Jede äussere Regung, so die Annahme, reflektiert eine innere Bewegung. Denn nicht das Was oder Warum, sondern lediglich das Wie interessiert, nicht die inneren Konflikte, die Geschichte oder die soziale Konstellation werden mit Begriffen umstellt. Allein die mathematischen Korrelationen zählen, bedeuten nun mehr als jede Intention. Zweckhaftes Verhalten wird in der Folge ohne schwerverständliche Zwecke beschrieben, die Psychologie, wie es der Philosoph Hans Jonas einmal ausdrückte, ganz «ohne Psyche».
Der Mensch als Datenpaket
Das, was bei Baseline oder Mindstrong schliesslich anschaulich wird, ist das Zusammenschnurren des Subjekts auf die Summe seiner Datenpunkte. In der Netzwerkgesellschaft gibt es keinen Ort für das einzelne Individuum, denn es ist im Zuge der Auswertungen – das hochgejazzte «Wir» wirkt wie ein latenter Hinweis – kaum noch als solches sichtbar. Allenfalls kennzeichnet es einen Knotenpunkt, der sich lose im Spiel der Patterns bewegt; eine ephemere Hülle, die mehr als Profil denn als fühlendes Subjekt erscheint.
Vor diesem Hintergrund zeichnet sich eine weitere Verschiebung ab: Indem das Leben der Menschen immer detaillierter unter dem digitalen Schleier der Konzerne erfasst, ihr Verhalten immer präziser bestimmt werden kann, werden auch Krankheiten möglicherweise bald immer früher erkannt – wenn wir nichtsahnend auf dem Smartphone daddeln. Das Abwesende ist anwesend im Potenzial, und so hiesse es zeitnäher auf Gefahren zu reagieren, bei Risiken gegenzusteuern, das Verhalten früher zu verbessern, das heisst, es umzuprogrammieren, um damit das Leiden, aber auch die Kosten zu senken.
Datenbasierte Angst
Zugleich träte man aber in das ein, was man eine datafizierte Präventionsgesellschaft nennen könnte: in eine Existenz, die via Smartphone und Wearable permanent einer Semiotik des Misstrauens unterworfen wird. Jede Faser des Körpers, jede Unstimmigkeit oder Unebenheit des Geistes würden stets nach Abweichungen von der Normal- oder Idealform abgetastet, gewogen oder gesichtet, so dass nichts dem blossen Schicksal, nichts dem groben Verschleiss überlassen bliebe. Leben wäre – um es mit Michel Foucault zu sagen – tatsächlich ständige, datenbasierte Sorge um sich selbst. Doch kann man jemals gesund genug sein oder wirklich ausgesorgt haben?

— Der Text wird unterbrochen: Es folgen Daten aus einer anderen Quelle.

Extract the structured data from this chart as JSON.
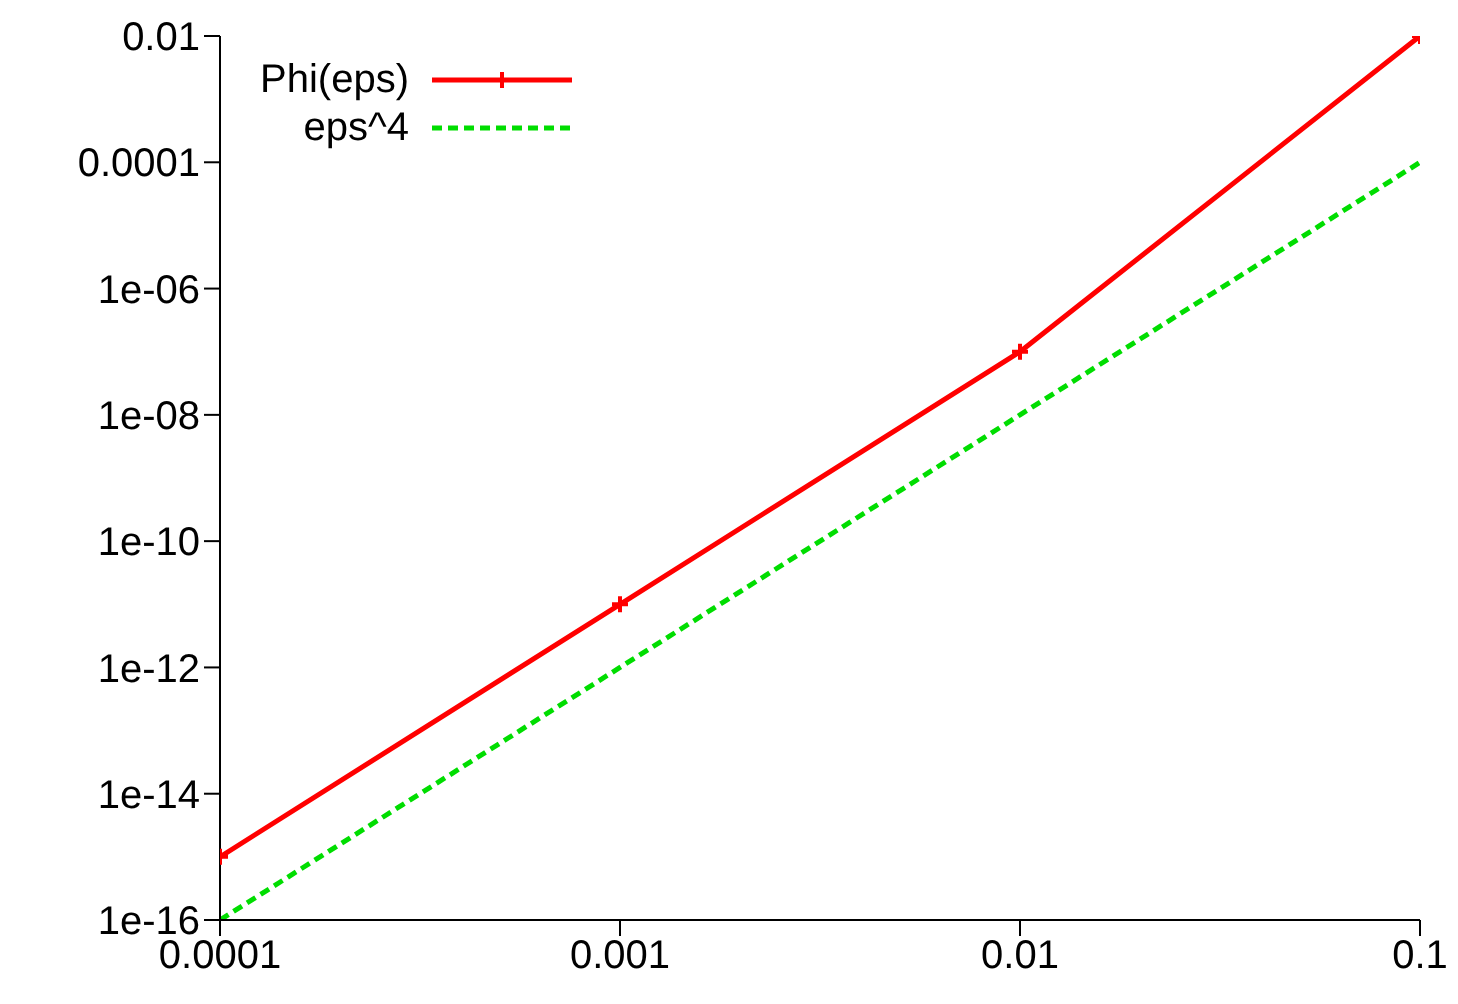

In der Prävention liegt die produktivste und wohl auch lukrativste Antwort auf unser Sein zum Tode. Denn die Vorbeugung erkennt in der Sorglosigkeit die Nachlässigkeit, gibt eine Richtung vor, schafft Orientierung und legitimiert die Erhebung jedes noch so kleinen Datenpunktes.
Geht man also normalerweise davon aus, dass die Prävention nichts hervorbringt, weil sie zu vermeiden hilft, wissen die Konzerne aus dem Valley, dass das Gegenteil wahr ist. Denn wer vernünftig vorbeugen will, hat nie genug Daten gesammelt, hat nie genug Wahrscheinlichkeiten berechnet.
So kartieren GAFA und Co. vermeintlich nur die sichtbaren Oberflächen und Lebenswege, schaffen dabei jedoch ein präventionsindustrielles Wissensregime, das die Pfade des Wohlergehens vermisst und damit vorzeichnet. Unverbesserlich erscheint nur, wer sich nicht danach richtet.